The President. And they said the safest thing you can do is get that oil pumped out of there because there could be a natural disaster -- I'm sure they were speaking of an earthquake at that fractured bottom -- that would create a disaster of such dimensions that you could never get a -- the previous oil strike, or leak, as far as I can learn, was only about 790 barrels of oil. Now we're taking out tens of thousands of barrels. But their recommendation was drill, get it out, and remove that permanent threat that lies off the coast.

Q. But also, it's, of course, the policy of the administration to go after the off-shore oil, even though -- which reminds me that we've got a glut now in the world of oil that doesn't show any signs of slacking off. It may happen. And so a lot of people say -- and, again, we get letters to the editor -- --

The President. But we don't -- --

Q. -- -- ``Why drill with this glut?''

The President.

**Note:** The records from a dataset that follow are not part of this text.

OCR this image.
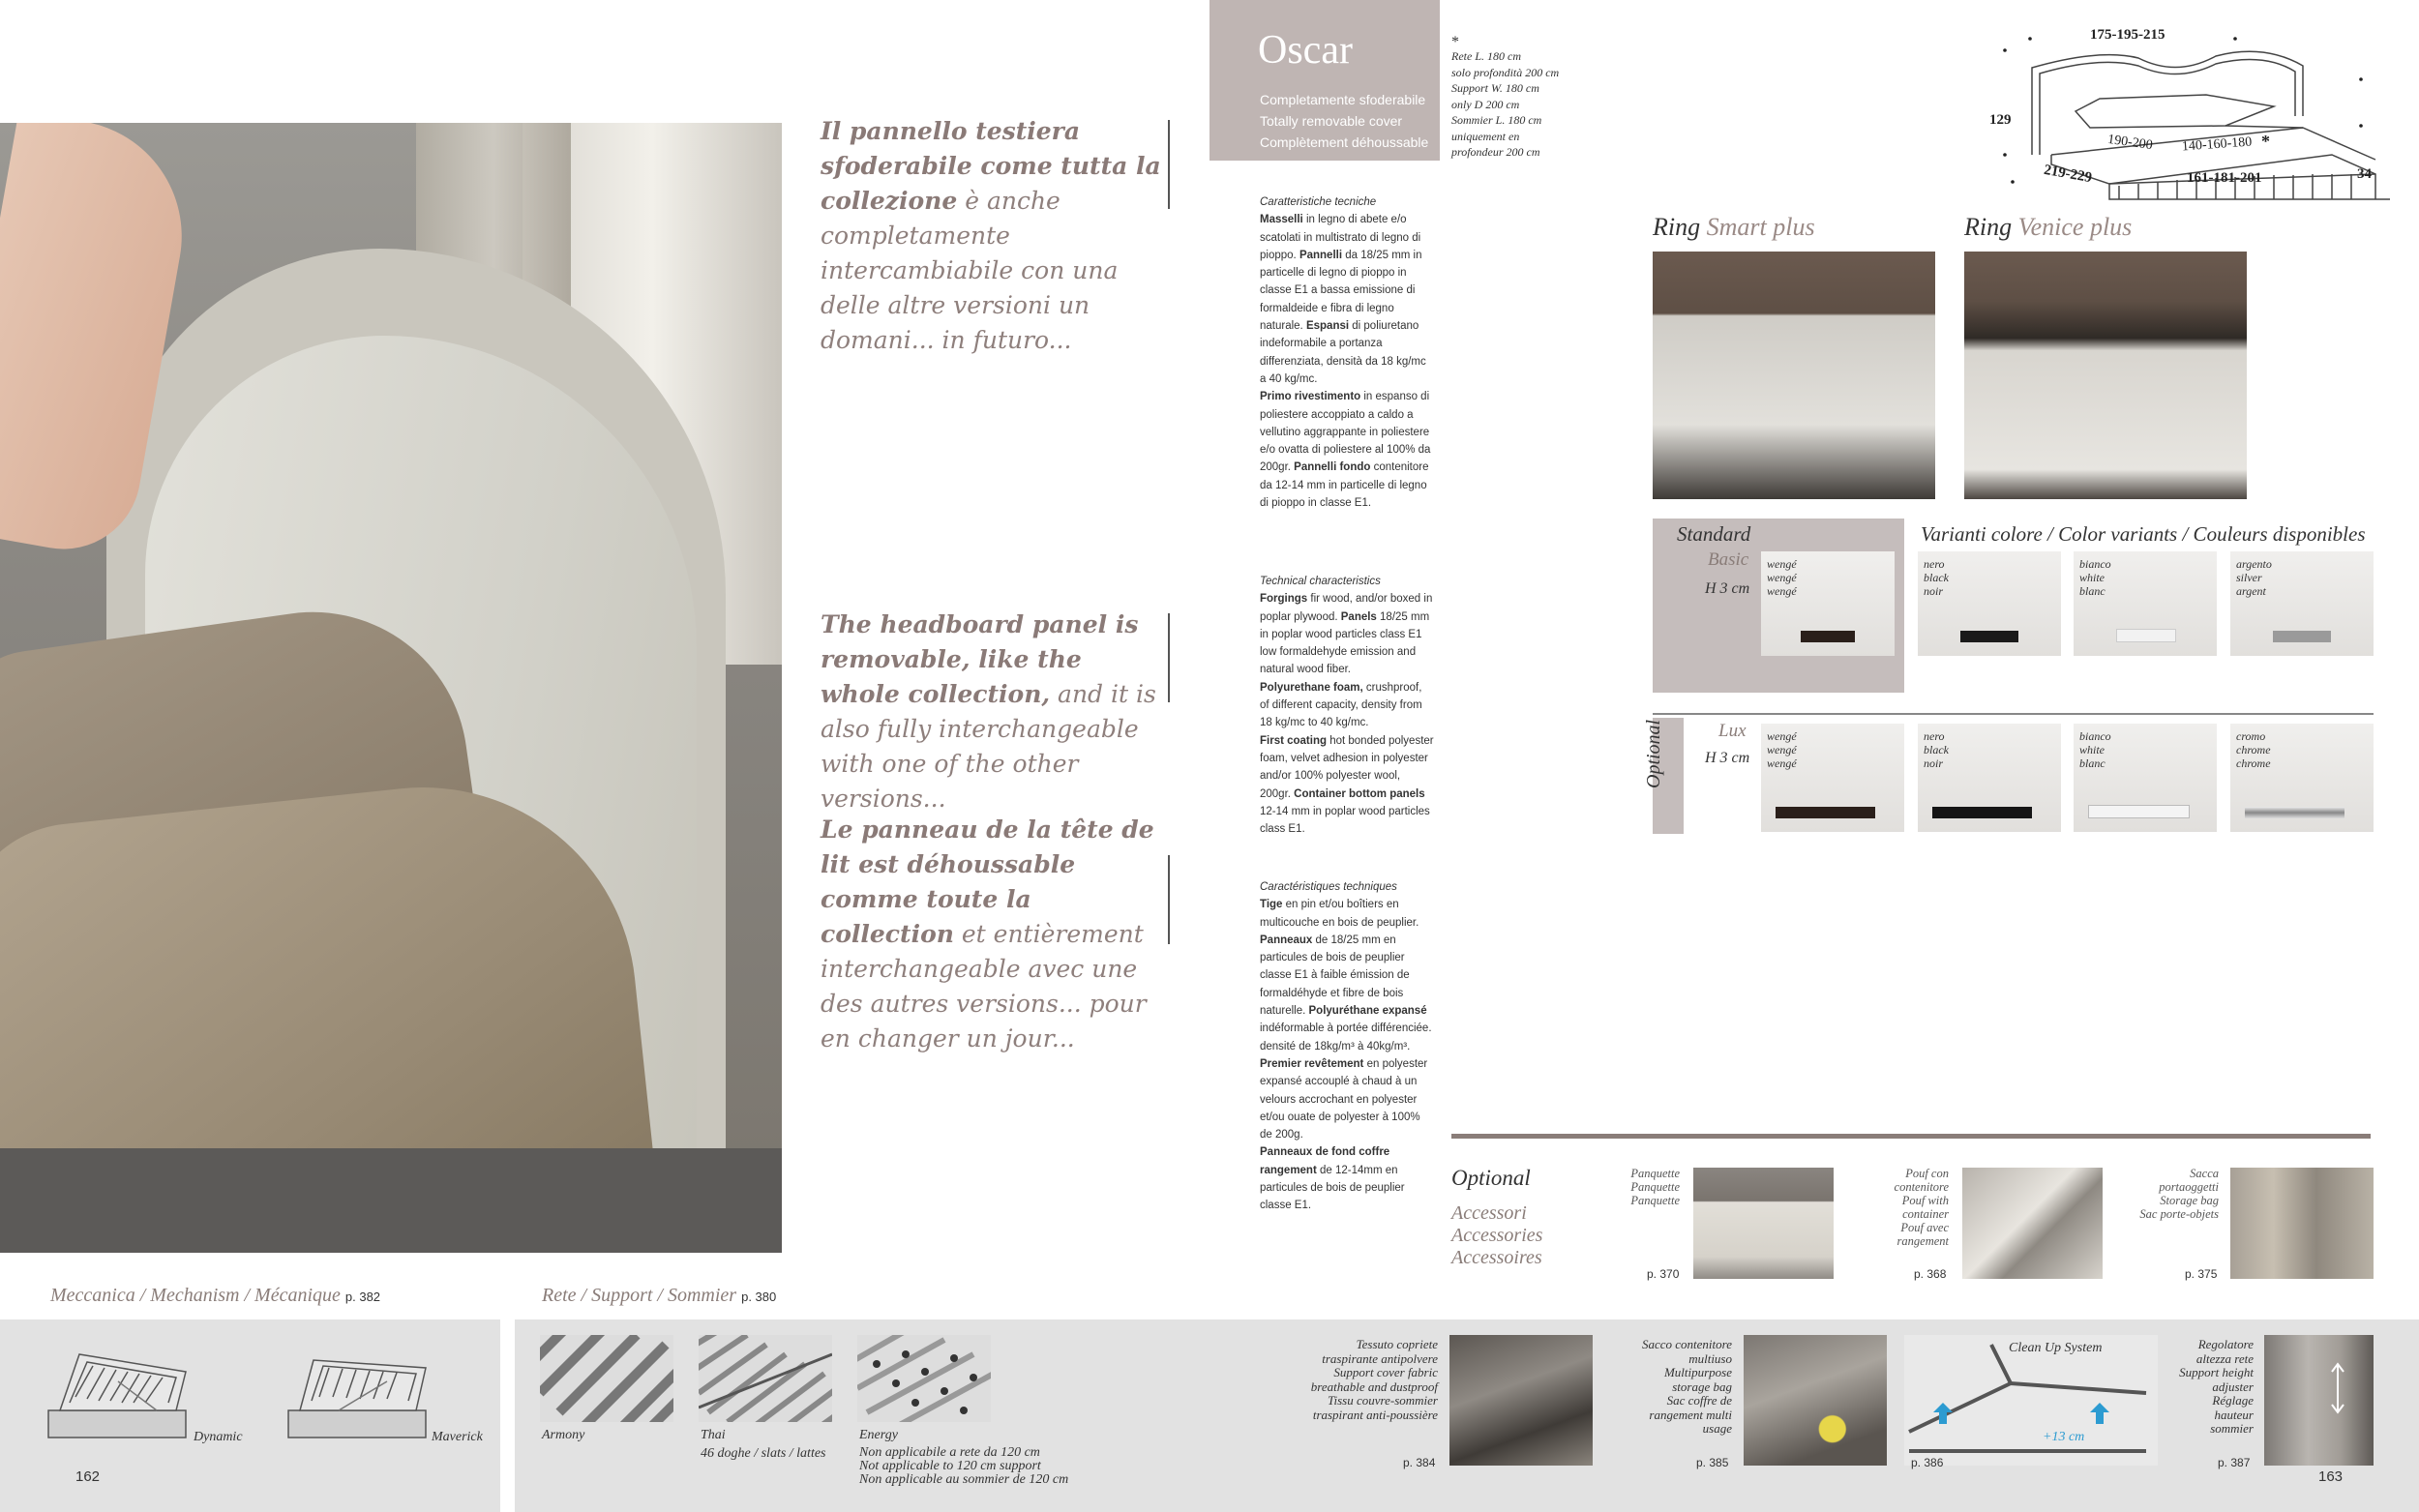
Il pannello testiera sfoderabile come tutta la collezione è anche completamente intercambiabile con una delle altre versioni un domani... in futuro...
The headboard panel is removable, like the whole collection, and it is also fully interchangeable with one of the other versions...
Le panneau de la tête de lit est déhoussable comme toute la collection et entièrement interchangeable avec une des autres versions... pour en changer un jour...
Oscar
Completamente sfoderabile
Totally removable cover
Complètement déhoussable
*
Rete L. 180 cm
solo profondità 200 cm
Support W. 180 cm
only D 200 cm
Sommier L. 180 cm
uniquement en
profondeur 200 cm
Caratteristiche tecniche
Masselli in legno di abete e/o scatolati in multistrato di legno di pioppo. Pannelli da 18/25 mm in particelle di legno di pioppo in classe E1 a bassa emissione di formaldeide e fibra di legno naturale. Espansi di poliuretano indeformabile a portanza differenziata, densità da 18 kg/mc a 40 kg/mc.
Primo rivestimento in espanso di poliestere accoppiato a caldo a vellutino aggrappante in poliestere e/o ovatta di poliestere al 100% da 200gr. Pannelli fondo contenitore da 12-14 mm in particelle di legno di pioppo in classe E1.
Technical characteristics
Forgings fir wood, and/or boxed in poplar plywood. Panels 18/25 mm in poplar wood particles class E1 low formaldehyde emission and natural wood fiber.
Polyurethane foam, crushproof, of different capacity, density from 18 kg/mc to 40 kg/mc.
First coating hot bonded polyester foam, velvet adhesion in polyester and/or 100% polyester wool, 200gr. Container bottom panels 12-14 mm in poplar wood particles class E1.
Caractéristiques techniques
Tige en pin et/ou boîtiers en multicouche en bois de peuplier.
Panneaux de 18/25 mm en particules de bois de peuplier classe E1 à faible émission de formaldéhyde et fibre de bois naturelle. Polyuréthane expansé indéformable à portée différenciée. densité de 18kg/m³ à 40kg/m³.
Premier revêtement en polyester expansé accouplé à chaud à un velours accrochant en polyester et/ou ouate de polyester à 100% de 200g.
Panneaux de fond coffre rangement de 12-14mm en particules de bois de peuplier classe E1.
175-195-215
129
190-200 140-160-180 *
219-229	161-181-201	34
Ring Smart plus	Ring Venice plus
Standard
Basic
H 3 cm
Varianti colore / Color variants / Couleurs disponibles
wengé
wengé
wengé
nero
black
noir
bianco
white
blanc
argento
silver
argent
Optional	Lux
H 3 cm
wengé
wengé
wengé
nero
black
noir
bianco
white
blanc
cromo
chrome
chrome
Optional
Accessori
Accessories
Accessoires
Panquette
Panquette
Panquette
p. 370
Pouf con
contenitore
Pouf with
container
Pouf avec
rangement
p. 368
Sacca
portaoggetti
Storage bag
Sac porte-objets
p. 375
Meccanica / Mechanism / Mécanique p. 382
Dynamic	Maverick
162
Rete / Support / Sommier p. 380
Armony	Thai
46 doghe / slats / lattes
Energy
Non applicabile a rete da 120 cm
Not applicable to 120 cm support
Non applicable au sommier de 120 cm
Tessuto copriete
traspirante antipolvere
Support cover fabric
breathable and dustproof
Tissu couvre-sommier
traspirant anti-poussière
p. 384
Sacco contenitore
multiuso
Multipurpose
storage bag
Sac coffre de
rangement multi
usage
p. 385
Clean Up System
+13 cm
p. 386
Regolatore
altezza rete
Support height
adjuster
Réglage
hauteur
sommier
p. 387
163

Well, we've offered oil lands for lease, and they've turned it down. There have been no takers.

But here's another thing. The same people can't scream about the trade deficit, the imbalance of trade, when 50 percent of that is the oil that we have to import.

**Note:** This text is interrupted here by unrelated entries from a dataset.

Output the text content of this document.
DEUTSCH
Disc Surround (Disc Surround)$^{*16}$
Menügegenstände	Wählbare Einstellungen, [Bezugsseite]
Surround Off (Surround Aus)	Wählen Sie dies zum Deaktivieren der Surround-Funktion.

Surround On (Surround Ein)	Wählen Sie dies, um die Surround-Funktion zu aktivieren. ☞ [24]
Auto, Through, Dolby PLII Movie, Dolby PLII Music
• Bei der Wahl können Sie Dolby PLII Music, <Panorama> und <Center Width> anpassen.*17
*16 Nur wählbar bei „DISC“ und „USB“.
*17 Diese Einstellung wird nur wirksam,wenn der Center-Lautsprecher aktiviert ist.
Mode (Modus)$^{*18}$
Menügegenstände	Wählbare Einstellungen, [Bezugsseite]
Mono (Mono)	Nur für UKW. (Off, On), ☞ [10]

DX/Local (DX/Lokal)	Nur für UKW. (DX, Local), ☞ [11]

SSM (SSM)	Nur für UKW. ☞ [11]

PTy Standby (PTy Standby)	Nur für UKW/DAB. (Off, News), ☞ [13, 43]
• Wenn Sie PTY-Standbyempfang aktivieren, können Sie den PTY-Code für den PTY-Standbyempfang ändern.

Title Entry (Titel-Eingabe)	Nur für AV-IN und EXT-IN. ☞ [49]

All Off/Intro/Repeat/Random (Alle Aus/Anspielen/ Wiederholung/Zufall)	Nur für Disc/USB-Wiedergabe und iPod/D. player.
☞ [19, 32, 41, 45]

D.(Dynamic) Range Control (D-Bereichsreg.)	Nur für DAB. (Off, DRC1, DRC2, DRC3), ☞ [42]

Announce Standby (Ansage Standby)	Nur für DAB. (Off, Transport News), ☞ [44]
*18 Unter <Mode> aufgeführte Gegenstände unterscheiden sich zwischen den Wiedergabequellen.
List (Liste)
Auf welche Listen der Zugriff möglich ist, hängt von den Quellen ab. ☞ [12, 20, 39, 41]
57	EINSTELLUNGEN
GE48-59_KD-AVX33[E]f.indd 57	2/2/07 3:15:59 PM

Now, wouldn't it make more sense for us -- we've already reduced considerably the amount of oil that we have to import, making ourselves closer to self-sufficient. But from a security standpoint, from even the balance in trade, it would make much more sense for us to be producing the oil ourselves than having to go out and buy it.

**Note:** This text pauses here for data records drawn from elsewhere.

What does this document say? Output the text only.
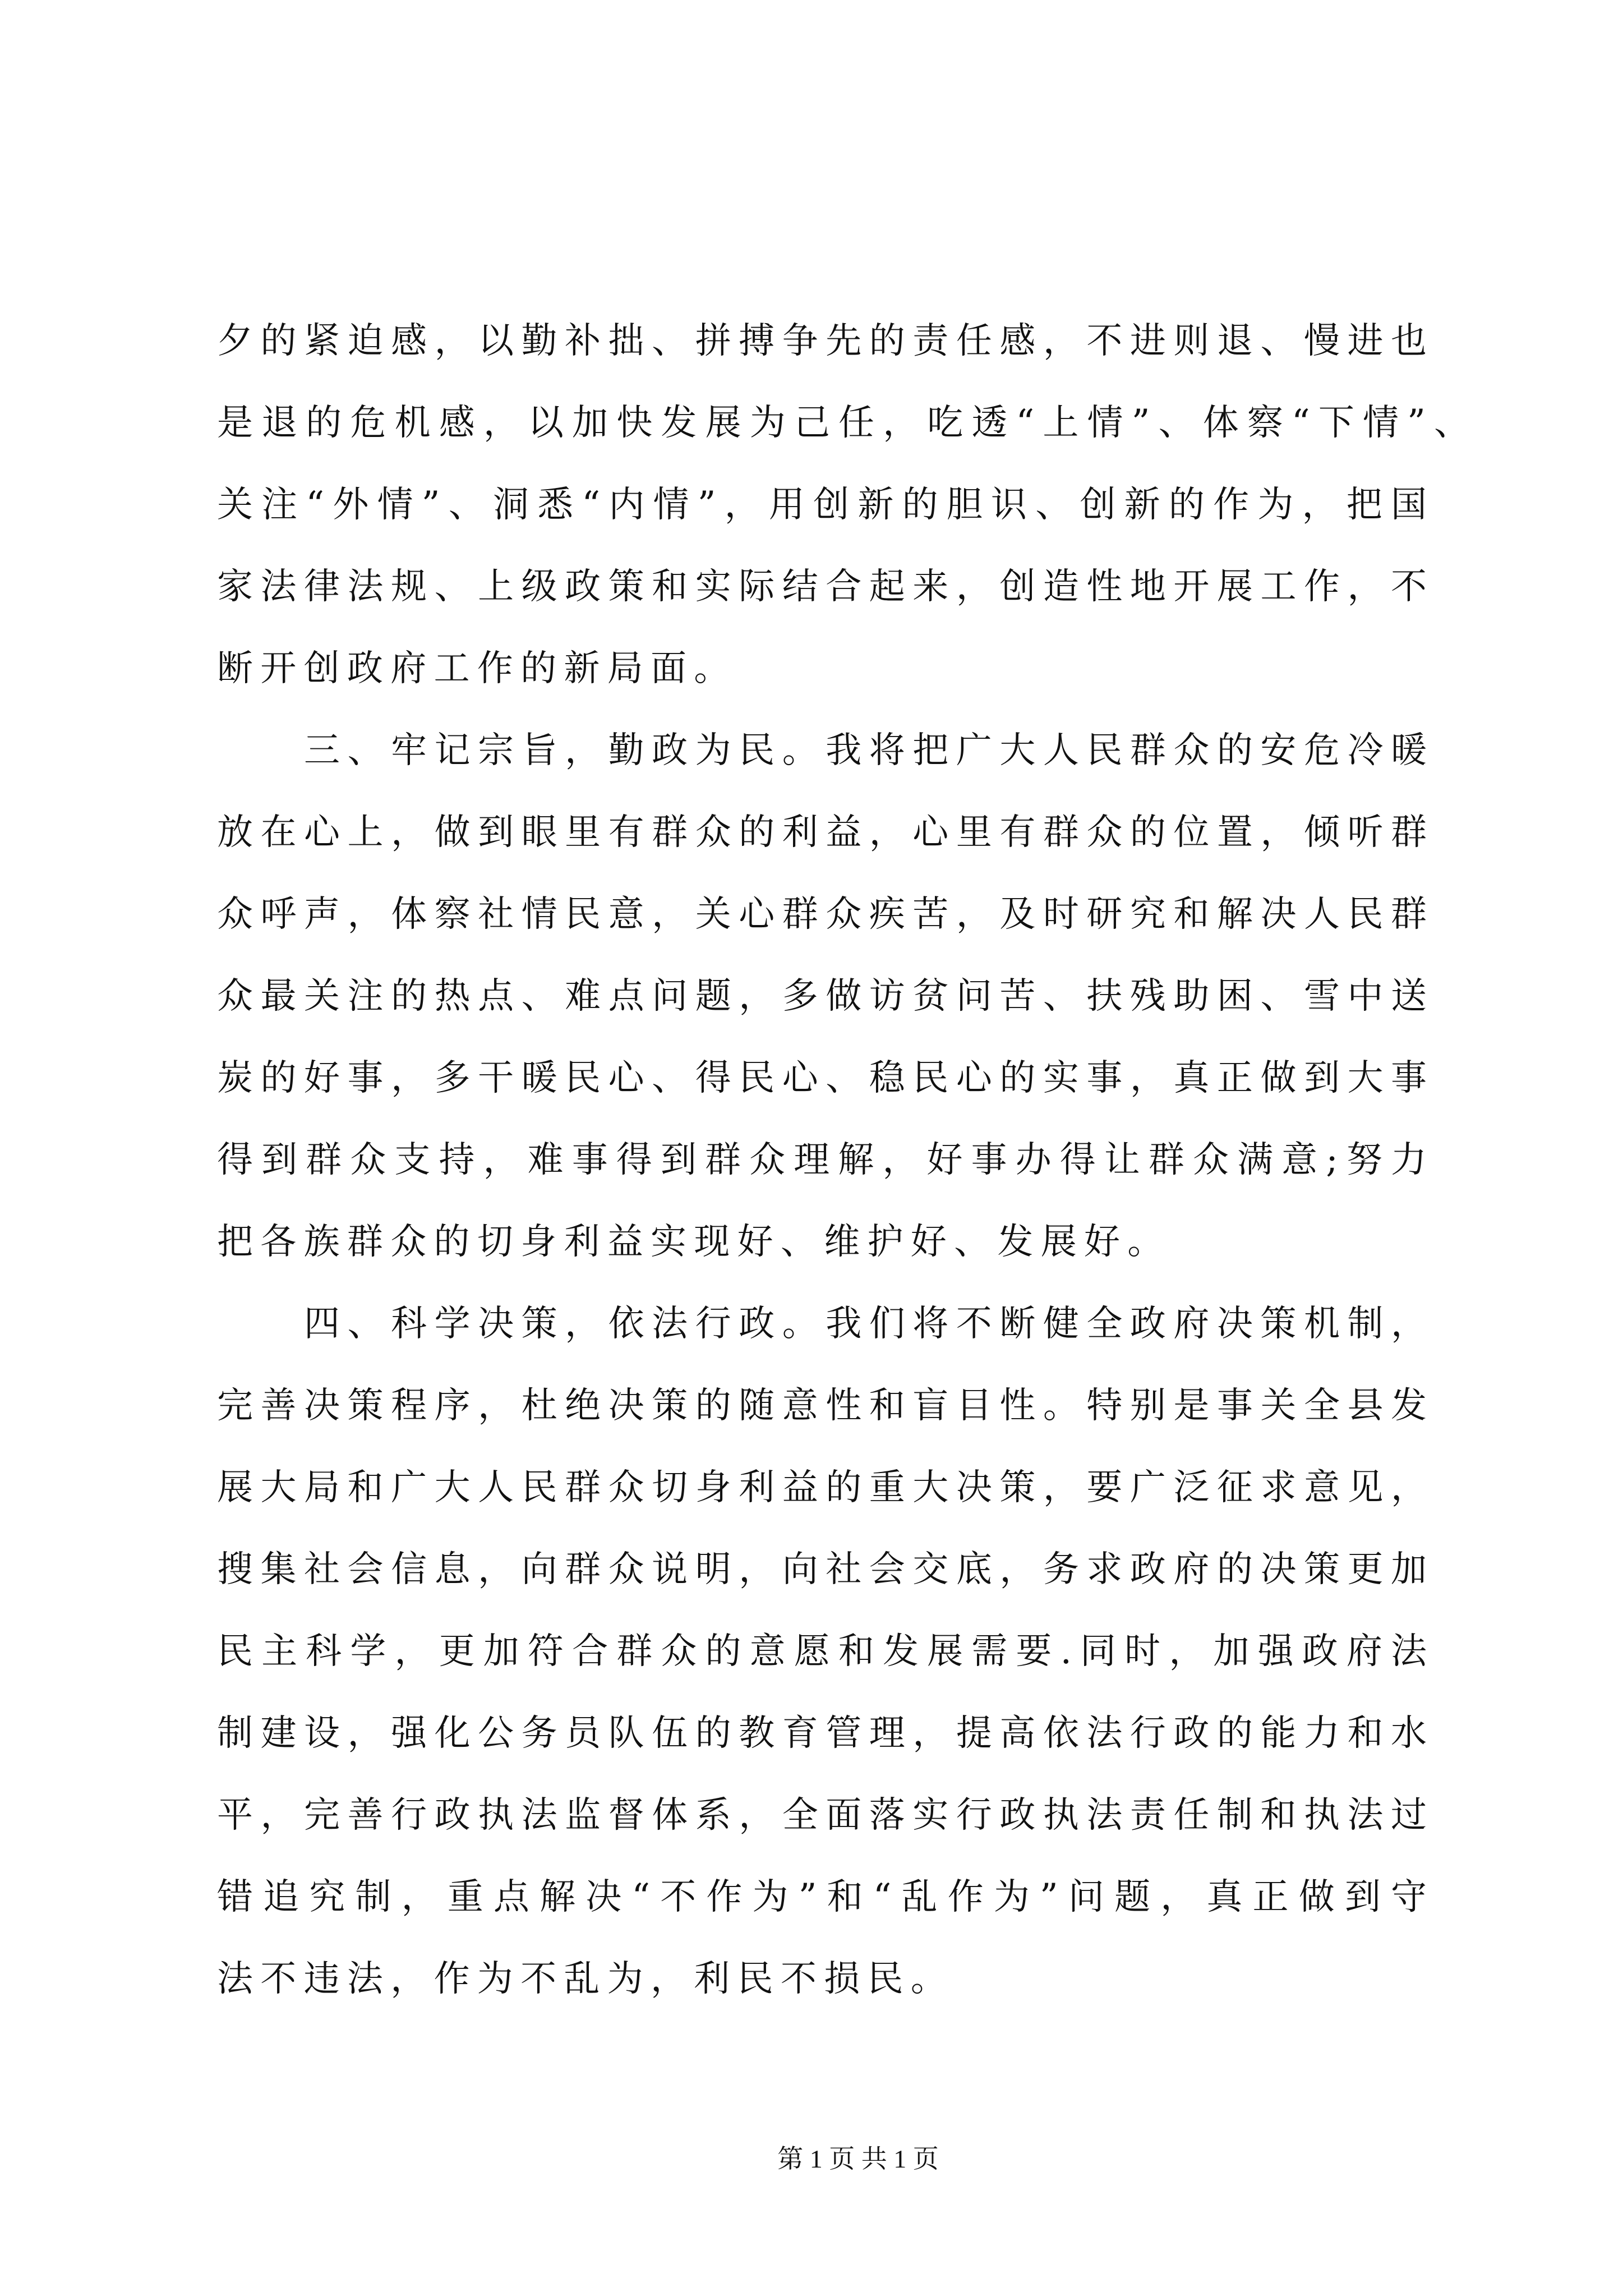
夕的紧迫感，以勤补拙、拼搏争先的责任感，不进则退、慢进也
是退的危机感，以加快发展为己任，吃透“上情”、体察“下情”、
关注“外情”、洞悉“内情”，用创新的胆识、创新的作为，把国
家法律法规、上级政策和实际结合起来，创造性地开展工作，不
断开创政府工作的新局面。
三、牢记宗旨，勤政为民。我将把广大人民群众的安危冷暖
放在心上，做到眼里有群众的利益，心里有群众的位置，倾听群
众呼声，体察社情民意，关心群众疾苦，及时研究和解决人民群
众最关注的热点、难点问题，多做访贫问苦、扶残助困、雪中送
炭的好事，多干暖民心、得民心、稳民心的实事，真正做到大事
得到群众支持，难事得到群众理解，好事办得让群众满意;努力
把各族群众的切身利益实现好、维护好、发展好。
四、科学决策，依法行政。我们将不断健全政府决策机制，
完善决策程序，杜绝决策的随意性和盲目性。特别是事关全县发
展大局和广大人民群众切身利益的重大决策，要广泛征求意见，
搜集社会信息，向群众说明，向社会交底，务求政府的决策更加
民主科学，更加符合群众的意愿和发展需要.同时，加强政府法
制建设，强化公务员队伍的教育管理，提高依法行政的能力和水
平，完善行政执法监督体系，全面落实行政执法责任制和执法过
错追究制，重点解决“不作为”和“乱作为”问题，真正做到守
法不违法，作为不乱为，利民不损民。
第 1 页 共 1 页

Q. There's an ongoing debate, I guess, perpetual in Santa Barbara -- some people say, ``Oh, those platforms are ugly as sin.'' Other people say, ``Well, they're not. Jeez, at night, they're beautiful.'' What do you think about them? Which side of the debate do you come down on?

The President. I have to say, you know, I think this is really reaching to say that some structure out there that far out in the ocean -- when you've got that whole expanse of ocean -- it isn't as if you were looking at the ocean through a little frame, and now somebody put something in the way.

And I once said to people that were complaining, I said, ``You know, we've got a lot of freighters, those liberty freighters, up in mothball. Why don't we bring down some and anchor them between the shore and the oil derrick? And then the people would see a ship, and they wouldn't find anything wrong with that at all.'' Or they don't mind seeing piers that go out a half or a quarter mile into the ocean. And why, I don't find them -- and then, as you say, at night -- I know one lovely old lady there who automatically complained in the daytime because she could see this derrick from her place. And then it was one of them that I guess they -- no, it was when they were drilling, and then, when they evidently didn't find oil, then they left. Then, she said, ``I miss the lights at night.'' [Laughter]

Q. Of course, the great solution would be to drill -- the rigs underneath the water, so we wouldn't have to see the platforms.

The President. Yes.

Q. But, of course, the expenses of that are -- --

The President. I know that there have been times when -- --

Q. -- -- outrageous.

The President. There have been times when some people in the business have talked about the possibility of submerged parts. Of course, there, you look at it in another way, too, what if you have -- nothing's perfect -- what if you have an accident there and then how do you deal -- --

Q. How do you -- exactly.

The President. Hundreds of feet down in the ocean.

Note: The interview began at 11 a.m. on board Air Force One en route to California. A tape was not available for verification of the content of this interview, which was released by the Office of the Press Secretary on February 17.